I always felt that I was experiencing something significant, even wondrous, something in the midst of happening that I wanted to mediate,” Pétur says of the idea behind Pocket Book. “But why dress it up as a novel, necessarily? Why not deliver it as it was, straight from the horse's mouth? Blogging, on the other hand – although I'm not very knowledgable about it, I feel it often lacks this sense of wonder. Maybe it's too everyday?”

“To me, Reykjavík is first and foremost a product of literature”

Mein ReykjavíkAs mentioned above, the city is central to Pétur's first novels. Not the city as merely something to compare unfavourably to the countryside, but as a starting-point in itself – a natural centre for the stories he tells. It is therefore fitting that, alongside Dot Dot Comma Dash, another book of his is also being published in Germany, one that dwells more specifically with the city. In Mein Reykjavík, Pétur guides German readers through the streets of Reykjavík, and at the same time, through the city's history, culture and literature.

I was asked to write a “personal book” about Reykjavík,” he says. “Reykjavík as I saw it. To me, Reykjavík is first and foremost a product of literature. It was created in the poems of Tómas Guðmundsson, the poems and prose of Steinn Steinarr, Þórbergur Þórðarson's Savant(orig. Ofvitinn), the short stories of Ásta Sigurðardóttir, the poetry of Dagur Sigurðarson, and so on, all the way up until the authors of today. You see, piling down houses isn't enough. The mental impression is what ultimately matters.”

“Like a miner striking a vein...”

Pétur has never been hesitant to explore new paths in his works. In 2000 he published The Picture of the World (orig. Myndin af heiminum), the first installment in his Novel of Iceland (Skáldsaga um Ísland), an ambitious cycle that now counts three books. They are unusualin that the protagonist is not a human being at all, but Iceland itself. The country's history, origins and evolution are at the story's centre. At the same time, Iceland's relationship with the outside world is explored and underlined, in a style that habitually mixes the mundane and the broadly historical.

“Today's cosmology revolves around two opposite poles – the very large (the theory of relativity) and the very small (quantum theory),” Pétur explains. “Both theories work perfectly well on their own, yet they seem mutually exclusive. The great task at hand is to find a “theory of everything” that encompasses both. Without wanting to compare my own work to something so momentous, I allow myself to hint at the parallels. In any case, cosmology has been my favourite reading material for a long time.”

In the last few years, Pétur has published two biographical works on the Icelandic author Þórbergur Þórðarson. The works have been hailed as invaluable in understanding the life and work of Þórbergur – one of the most beloved, and certainly one of the strangest, authors in Icelandic literature. Now, however, Pétur has a new novel in the works, of which guests of the recent Reykjavík International Literary Festival caught a preview. In conclusion, we asked him: What is it that spurs the writing on?

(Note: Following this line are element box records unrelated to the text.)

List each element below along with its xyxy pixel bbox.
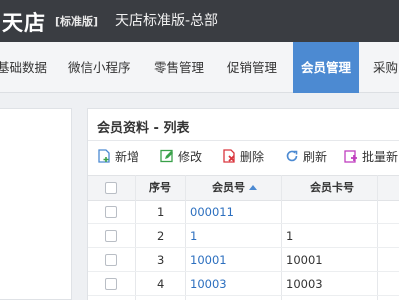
card-no: 10003 — [286, 277, 323, 291]
batch-add-icon — [344, 150, 357, 163]
edit-button-label: 修改 — [178, 150, 203, 164]
column-header-seq[interactable]: 序号 — [149, 176, 171, 200]
member-no-link[interactable]: 1 — [190, 225, 197, 248]
refresh-button-label: 刷新 — [303, 150, 328, 164]
title-divider — [88, 140, 399, 141]
nav-item-promotion[interactable]: 促销管理 — [227, 42, 277, 93]
row-seq: 4 — [157, 277, 165, 291]
table-row[interactable]: 3 10001 10001 — [88, 249, 399, 272]
left-panel — [0, 108, 72, 300]
row-checkbox[interactable] — [105, 278, 117, 290]
column-header-member-no[interactable]: 会员号 — [212, 176, 257, 200]
member-no-link[interactable]: 10003 — [190, 273, 227, 296]
column-header-member-no-label: 会员号 — [212, 181, 245, 194]
app-logo: 天店 — [2, 11, 46, 35]
store-title: 天店标准版-总部 — [115, 13, 219, 29]
refresh-icon — [286, 150, 298, 162]
nav-item-retail[interactable]: 零售管理 — [154, 42, 204, 93]
member-no-link[interactable]: 10001 — [190, 249, 227, 272]
delete-button[interactable]: 删除 — [222, 147, 264, 167]
main-nav: 基础数据 微信小程序 零售管理 促销管理 会员管理 采购 — [0, 42, 399, 93]
panel-title: 会员资料 - 列表 — [97, 121, 190, 136]
edit-icon — [160, 149, 173, 163]
delete-button-label: 删除 — [240, 150, 265, 164]
member-list-panel: 会员资料 - 列表 新增 修改 删除 刷新 批量新 序号 会员号 会员卡号 1 … — [87, 108, 399, 300]
add-button[interactable]: 新增 — [97, 147, 139, 167]
row-checkbox[interactable] — [105, 230, 117, 242]
batch-add-button[interactable]: 批量新 — [344, 147, 398, 167]
member-no-link[interactable]: 000011 — [190, 201, 234, 224]
nav-item-member[interactable]: 会员管理 — [293, 42, 359, 93]
table-row[interactable]: 2 1 1 — [88, 225, 399, 248]
refresh-button[interactable]: 刷新 — [285, 147, 327, 167]
edition-label: [标准版] — [55, 15, 99, 28]
delete-icon — [223, 149, 235, 163]
row-seq: 2 — [157, 229, 165, 243]
card-no: 10001 — [286, 253, 323, 267]
row-seq: 1 — [157, 205, 165, 219]
nav-item-basic-data[interactable]: 基础数据 — [0, 42, 47, 93]
card-no: 1 — [286, 229, 294, 243]
table-row[interactable]: 1 000011 — [88, 201, 399, 224]
batch-add-button-label: 批量新 — [362, 150, 399, 164]
row-checkbox[interactable] — [105, 206, 117, 218]
column-header-card-no[interactable]: 会员卡号 — [310, 176, 354, 200]
add-button-label: 新增 — [115, 150, 140, 164]
select-all-checkbox[interactable] — [105, 182, 117, 194]
row-seq: 3 — [157, 253, 165, 267]
nav-item-purchase[interactable]: 采购 — [373, 42, 398, 93]
table-row[interactable]: 4 10003 10003 — [88, 273, 399, 296]
row-checkbox[interactable] — [105, 254, 117, 266]
sort-ascending-icon — [249, 185, 257, 190]
top-bar: 天店 [标准版] 天店标准版-总部 — [0, 0, 399, 42]
add-document-icon — [98, 149, 110, 163]
nav-item-wechat-miniprogram[interactable]: 微信小程序 — [68, 42, 131, 93]
edit-button[interactable]: 修改 — [160, 147, 202, 167]
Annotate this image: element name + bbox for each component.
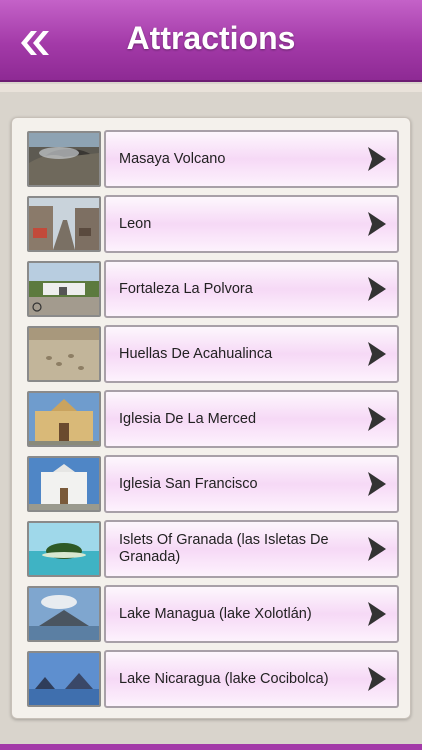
bottom-bar xyxy=(0,744,422,750)
attraction-button[interactable]: Lake Managua (lake Xolotlán) xyxy=(104,585,399,643)
chevron-right-icon xyxy=(368,407,386,431)
attraction-button[interactable]: Iglesia De La Merced xyxy=(104,390,399,448)
thumbnail-image xyxy=(27,521,101,577)
list-item[interactable]: Fortaleza La Polvora xyxy=(27,260,399,318)
chevron-right-icon xyxy=(368,667,386,691)
attraction-button[interactable]: Fortaleza La Polvora xyxy=(104,260,399,318)
chevron-right-icon xyxy=(368,277,386,301)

“A beginning author is fixated on the material: finding something wonderful enough to write about, and the rest should then come easily. But after keeping at it for a long time, the author becomes like a miner striking a vein. The material comes rushing in, and the issue is how to find time, tranquility and a framework to do it justice. I'll be lucky if I live long enough to work my way through everything that is on my mind.”